Su una linea di produzione che funziona a una velocità di 200 metri al minuto, il problema legato all’instabilità dell’intensità dei raggi UV non è soltanto teorico: si manifesta in adesivi non completamente solidificati sui giunti dei diffusori, in problemi di adesione nei supporti di montaggio, e in materiali non utilizzabili che non possono essere riparati. Se la lampada non riesce a mantenere una stabilità spettrale sotto carico, l’intero processo diventa rischioso.
Cosa è importante in realtà
Costruiamo le lampade per la polimerizzazione UV attorno alla linea di emissione a 365 nm del vapore di mercurio: è proprio in questa zona che molti adesivi e rivestimenti presenti nei diffusori garantiscono una polimerizzazione uniforme. L’intensità massima di irradiazione viene definita nel piano dell’arco luminoso, e non a una distanza ideale, poiché l’attivazione dei fotoiniziatori dipende dal flusso di fotoni emessi. Il riflettore utilizza uno strato dicromico per riflettere i raggi UV, permettendo così il passaggio dei raggi visibili e infrarossi. Questo riduce il surriscaldamento del substrato e mantiene costante la densità energetica.
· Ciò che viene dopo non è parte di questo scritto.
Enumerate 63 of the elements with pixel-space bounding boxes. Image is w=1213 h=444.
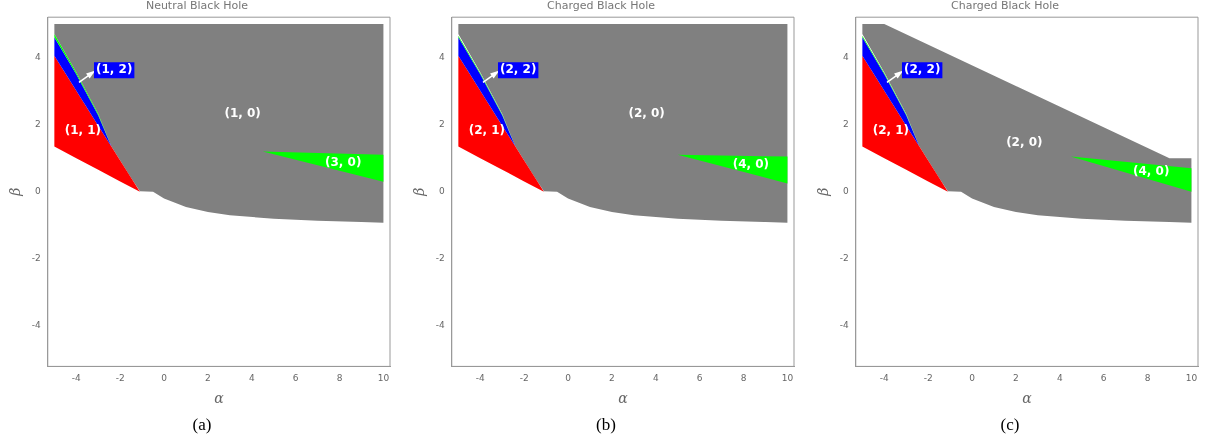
x-tick-label: 10 (781, 373, 794, 384)
y-tick-label: -4 (31, 320, 42, 331)
y-axis-title: β (7, 187, 24, 197)
series-label: (3, 0) (325, 154, 362, 169)
y-tick-label: -2 (435, 253, 445, 264)
series-label: (1, 0) (224, 105, 261, 120)
y-tick-label: -2 (31, 253, 41, 264)
x-tick-label: 4 (248, 373, 255, 384)
text: (c) (999, 414, 1021, 436)
x-tick-label: 6 (292, 373, 299, 384)
x-tick-label: 0 (565, 373, 572, 384)
y-tick-label: 0 (439, 186, 446, 197)
series-label: (2, 0) (628, 105, 665, 120)
y-axis-title: β (815, 187, 832, 197)
x-tick-label: -4 (71, 373, 82, 384)
y-tick-label: 4 (439, 51, 446, 62)
x-tick-label: 4 (1056, 373, 1063, 384)
x-tick-label: -2 (115, 373, 125, 384)
y-tick-label: 2 (35, 118, 41, 129)
x-tick-label: 2 (205, 373, 211, 384)
x-tick-label: 8 (740, 373, 747, 384)
text: (b) (595, 414, 617, 436)
x-tick-label: 8 (336, 373, 343, 384)
series-label: (1, 1) (64, 123, 102, 138)
y-tick-label: 0 (843, 186, 850, 197)
x-tick-label: -4 (879, 373, 890, 384)
x-tick-label: -4 (475, 373, 486, 384)
x-axis-title: α (618, 390, 629, 407)
y-tick-label: 0 (35, 186, 42, 197)
chart-title: Charged Black Hole (546, 0, 656, 13)
x-tick-label: 0 (969, 373, 976, 384)
x-tick-label: -2 (923, 373, 933, 384)
series-label: (2, 2) (903, 62, 941, 77)
series-label: (2, 2) (499, 62, 537, 77)
y-tick-label: 4 (843, 51, 850, 62)
x-axis-title: α (214, 390, 225, 407)
x-tick-label: 0 (161, 373, 168, 384)
series-label: (2, 0) (1006, 135, 1043, 150)
x-tick-label: -2 (519, 373, 529, 384)
x-tick-label: 4 (652, 373, 659, 384)
y-tick-label: 4 (35, 51, 42, 62)
y-tick-label: 2 (843, 118, 849, 129)
series-label: (4, 0) (1133, 164, 1170, 179)
text: (a) (191, 414, 213, 436)
x-tick-label: 2 (609, 373, 615, 384)
x-tick-label: 6 (696, 373, 703, 384)
series-label: (1, 2) (95, 62, 133, 77)
series-label: (2, 1) (872, 123, 910, 138)
y-tick-label: 2 (439, 118, 445, 129)
x-tick-label: 10 (1185, 373, 1198, 384)
x-axis-title: α (1022, 390, 1033, 407)
y-axis-title: β (411, 187, 428, 197)
y-tick-label: -2 (839, 253, 849, 264)
x-tick-label: 2 (1013, 373, 1019, 384)
series-label: (4, 0) (732, 157, 770, 172)
x-tick-label: 8 (1144, 373, 1151, 384)
chart-title: Charged Black Hole (950, 0, 1060, 13)
series-label: (2, 1) (468, 123, 506, 138)
y-tick-label: -4 (839, 320, 850, 331)
x-tick-label: 6 (1100, 373, 1107, 384)
y-tick-label: -4 (435, 320, 446, 331)
x-tick-label: 10 (377, 373, 390, 384)
chart-title: Neutral Black Hole (145, 0, 249, 13)
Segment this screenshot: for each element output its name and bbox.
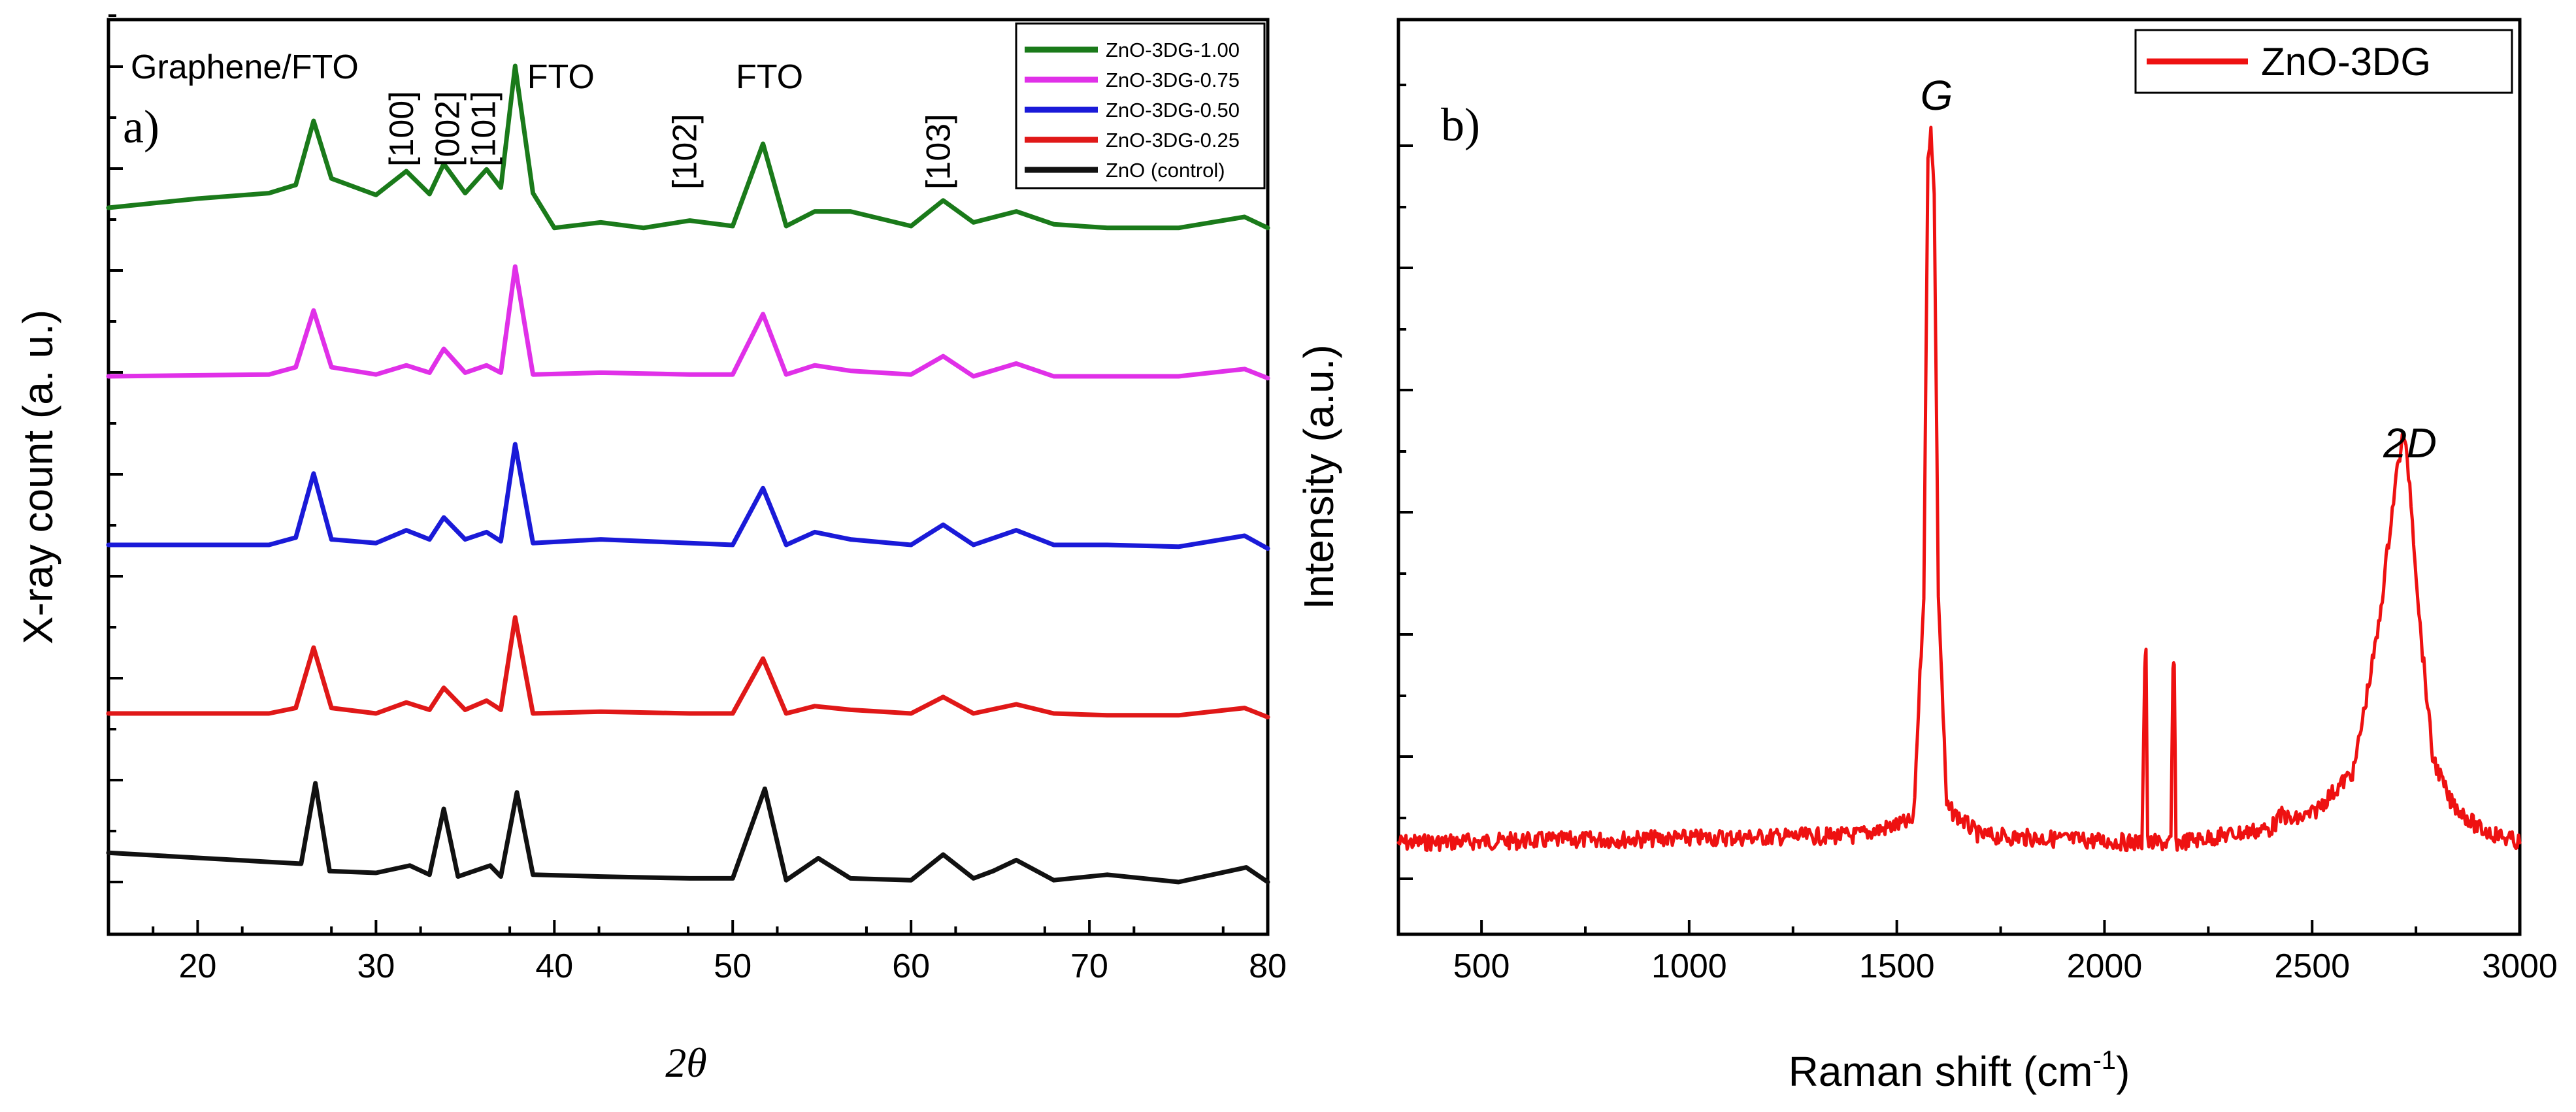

L’intensità di emissione viene misurata e controllata tramite uno standard speciale, in modo da assicurare una densità energetica costante lungo tutta la lunghezza della lampada.
Perché funziona a queste velocità
A 200 m/min, il tempo di permanenza della lampada sul materiale è molto breve; quindi la lampada deve essere in grado di fornire un’intensità elevata, senza cali dovuti a fluttuazioni di tensione, invecchiamento degli elettrodi o cattiva gestione termica. Manteniamo un’intensità costante su tutta la larghezza del materiale, in modo che i giunti, le linee di colla e i rivestimenti vengano polimerizzati uniformemente, senza surriscaldare le parti sensibili al calore. Il risultato è meno scarti, meno spreco di adesivo e una velocità di produzione prevedibile. Inoltre, l’uso di energia diminuisce, poiché l’intensità della lampada è adeguata alle esigenze, invece di essere eccessiva.
Cosa bisogna tenere sotto controllo
Le lampade UV ad alta intensità generano calore; la stabilità del materiale dipende quindi da come viene gestito questo calore. La lampada richiede un sistema di raffreddamento adeguato, una corretta posizione e una protezione efficace, per evitare che le parti in plastica si deformino e per mantenere la temperatura del riflettore entro i limiti previsti. Bisogna accettare che la vita utile della lampada sia limitata: l’intensità di emissione diminuisce con l’usura degli elettrodi. È necessario stabilire un programma di sostituzione preventivo, basato sui dati di irradiazione e dosaggio registrati, e non sulla data di scadenza legata al calendario.